Sortir de l’addiction au travail

Difficile avec l’addiction au travail de passer par une phase de sevrage total, c’est d’ailleurs bien là tout le problème : comment guérir d’une addiction à laquelle celle ou celui qui en souffre doit être confronté au quotidien ? Instant Office, site spécialisé dans la location de bureaux en France, s’est penché sur la question afin de fournir aux salariés quelques clés pour se défaire peu à peu de la boulomanie. La première : apprendre à déléguer et faire confiance à son équipe, cela permet de se focaliser sur les tâches les plus urgentes. La seconde : réduire les sources de distraction et éviter de tomber dans le syndrome de la réunionite aiguë.

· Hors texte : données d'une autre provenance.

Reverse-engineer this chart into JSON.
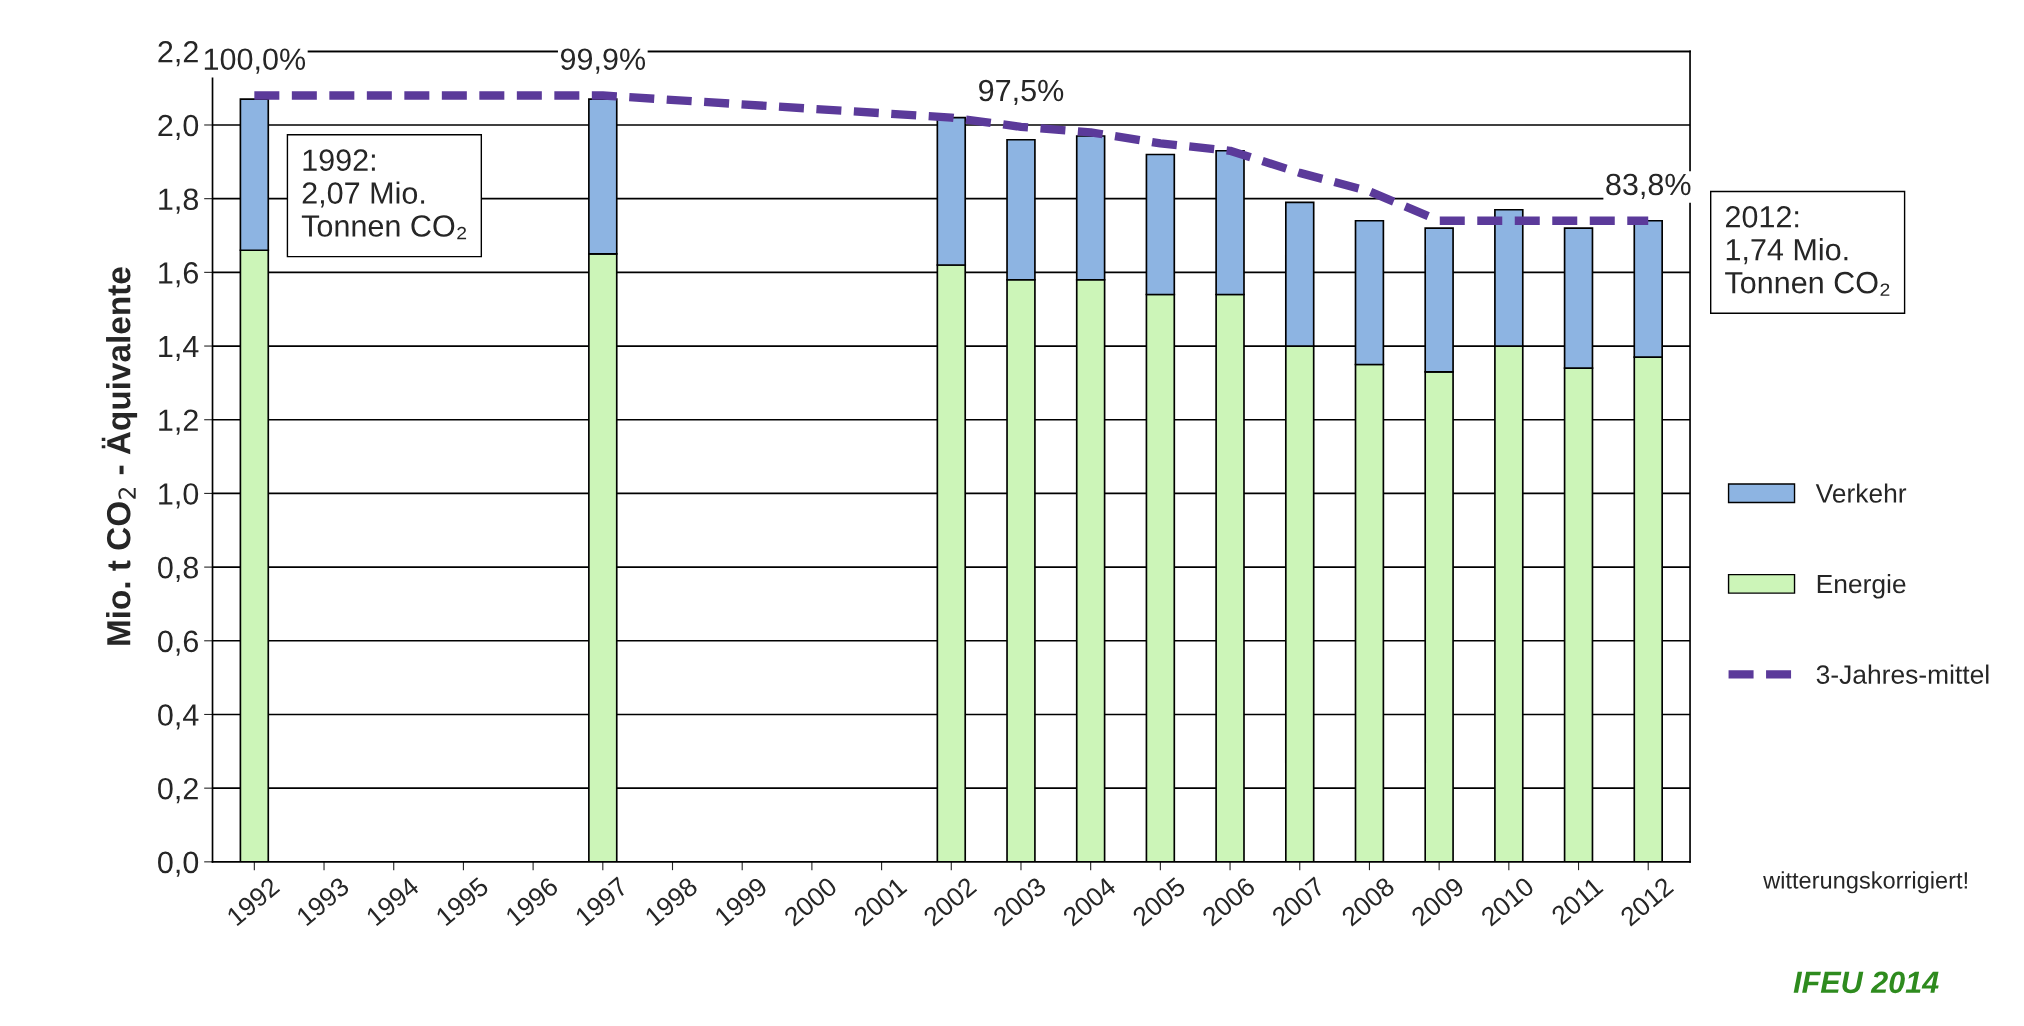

L’autre point essentiel pour combattre l’addiction au travail est le respect de l’équilibre vie pro/vie perso qui doit être encouragé par l’entreprise. Un équilibre qui peut notamment s’atteindre en adoptant une digital détox dans le cadre de la sphère privée. D’après une étude publiée par Opinion Way plus tôt cette année, 47% des femmes et 32% des hommes ont déclaré se connecter le soir et le weekend pour le travail. C’est d’ailleurs pour favoriser ce fameux équilibre que le droit à la déconnexion a été mis en place dans le cadre de la loi travail il y a maintenant plus de deux ans.

Alain Morel est psychiatre, Directeur Général de l’association Oppelia et auteur publié aux éditions Dunod.